Os guerreiros, esses procuravam o equilíbrio, protegiam o seu umbellicum mundi, e com fé pensavam na morte dos amigos.

Marte (em Balança)

[Astropoeta desloca–se para o lado de Marte (ao lado do Guerreiro Celta) que diz:]

Procuro o equilíbrio entre o dia e a noite, sinto o fundo do céu…

Astropoeta
[Astropoeta coloca a mão no chão, na terra fria do claustro e diz sem olhar para cima:]
Movimento de desaceleração temporal

Sinto o fundo húmido e frio da terra pantanosa. O combate será duro e longo, talvez cesse com a vitória.

[Astropoeta olhando para cima:]

Ser que lho vou dizer? Diz–me queres refazer conosco o ciclo eterno?

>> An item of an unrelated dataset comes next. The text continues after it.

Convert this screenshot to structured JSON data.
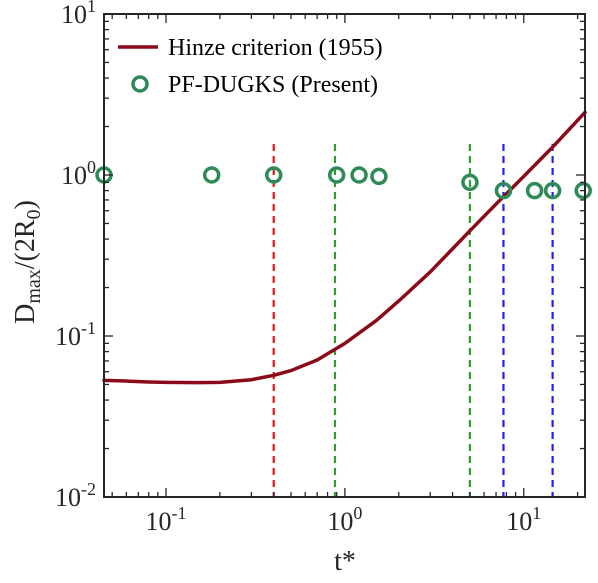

Pouso o astrolábio [Astropoeta rebenta o balão contra o chão] olho para as minhas mãos e para o horizonte e vejo um fino interstício de um a outro e retorno ao bordado do céu.

Mercúrio (em Escorpião)
[Mercúrio aparece ao fundo com Horror e Amor — as estrelas Zuben Elgenubi e a Zuben Elschemali – a pinça sul do Escorpião, marcial e saturnina e a pinça norte do Escorpião, mercurial e joviana — enroladas em corda, com quem falará alternadamente. Elas irão desenrolar alternadamente, e depois de desenrolarem, desenham um sorriso no rosto com batom. Horror e Amor esticam o texto face a Mercúrio para que este o possa ler. Astropoeta aproxima o microfone de Mercúrio.]
Movimento de desaceleração temporal

Gostaria que falar fosse sempre uma experiência de linguagem: —um ATO DE HORROR, que chama pelo horror, não porque haja uma reserva acumulada de horror, mas porque esta pinça marcial e saturnina me envenena a voz; —um ATO DE AMOR, não porque haja amor disponível , mas porque o corpo adquire um ligeiro decalque, um declive de amorosa bondade comunicativa. Esta strela, a pinça norte, está na ponta da caneta. O Céu abraça–me a voz.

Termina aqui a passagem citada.